A Bear Market Rally?


Mixed markets often lead to a debate over the primary trend. Bearish pundits insist:

This is just a bear market rally.It can be sharp and strong, but overall conditions are still bearish.

Bullish pundits suggest the opposite:

There is a strong bullish trend.Some dips occur, but these are merely buying opportunities.

Both traders and investors should be asking whether this debate is even relevant. There is no actionable difference; it is just semantics. In a market which has both ups and downs, and that means most of them, it is pretty easy to make an argument either way by your definition of the time frame.
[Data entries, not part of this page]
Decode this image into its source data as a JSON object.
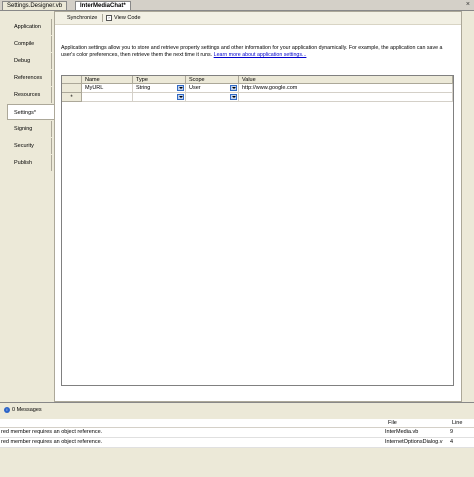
{
  "doc_tabs": [
    "Settings.Designer.vb",
    "InterMediaChat*"
  ],
  "tab_close_glyph": "×",
  "left_tabs": [
    "Application",
    "Compile",
    "Debug",
    "References",
    "Resources",
    "Settings*",
    "Signing",
    "Security",
    "Publish"
  ],
  "toolbar": {
    "synchronize": "Synchronize",
    "view_code": "View Code"
  },
  "description": {
    "text": "Application settings allow you to store and retrieve property settings and other information for your application dynamically. For example, the application can save a user's color preferences, then retrieve them the next time it runs.",
    "link": "Learn more about application settings..."
  },
  "grid": {
    "columns": [
      "Name",
      "Type",
      "Scope",
      "Value"
    ],
    "rows": [
      {
        "name": "MyURL",
        "type": "String",
        "scope": "User",
        "value": "http://www.google.com"
      }
    ],
    "new_row_marker": "*"
  },
  "error_list": {
    "messages_label": "0 Messages",
    "columns": {
      "file": "File",
      "line": "Line"
    },
    "rows": [
      {
        "text": "red member requires an object reference.",
        "file": "InterMedia.vb",
        "line": "9"
      },
      {
        "text": "red member requires an object reference.",
        "file": "InternetOptionsDialog.v",
        "line": "4"
      }
    ]
  },
  "colors": {
    "accent": "#316ac5",
    "panel": "#ece9d8",
    "link": "#0000cc"
  }
}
If you go back to the height of the Y2K days, I guess you can make the subsequent era seem bearish.If you go back more — or less! — it seems like a bull market.

This is a pundit’s paradise. Whatever your viewpoint, you can support it with data. This is worse than unhelpful.It reinforces the known cognitive biases of investor by providing apparent authoritative support for their error.
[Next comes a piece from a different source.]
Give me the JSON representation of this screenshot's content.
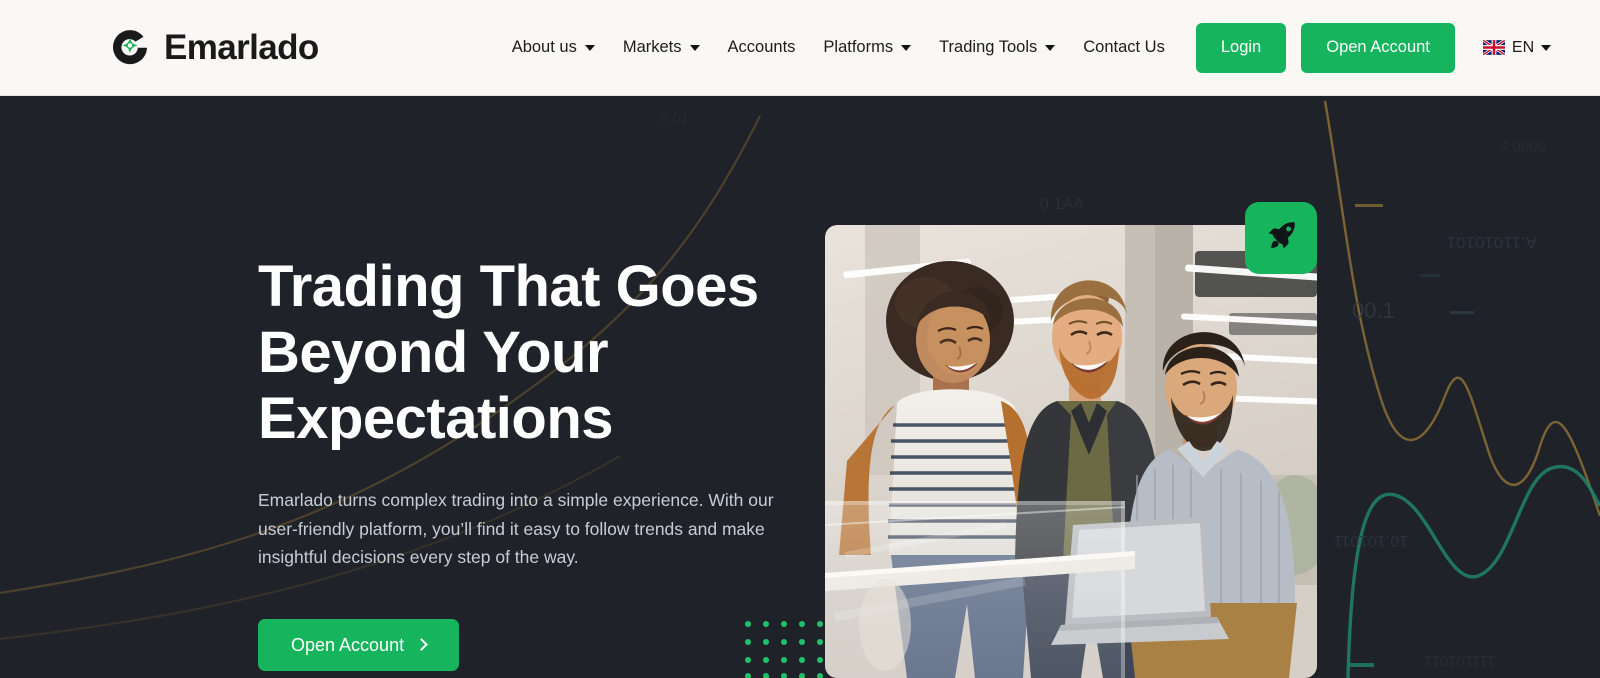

Trading and Investing Implication

The “bear market rally” debate is irrelevant. Traders should be interested in the next ten minutes, while investors should care about the next ten years.

Financial publishers always like to emphasize “actionable investment advice” and that is part of the problem. This argument has the illusion of relevant information.

Sometimes (often?) the best investment advice is to ignore pundit pseudo stories. The insightful investor understands how to tune out the noise.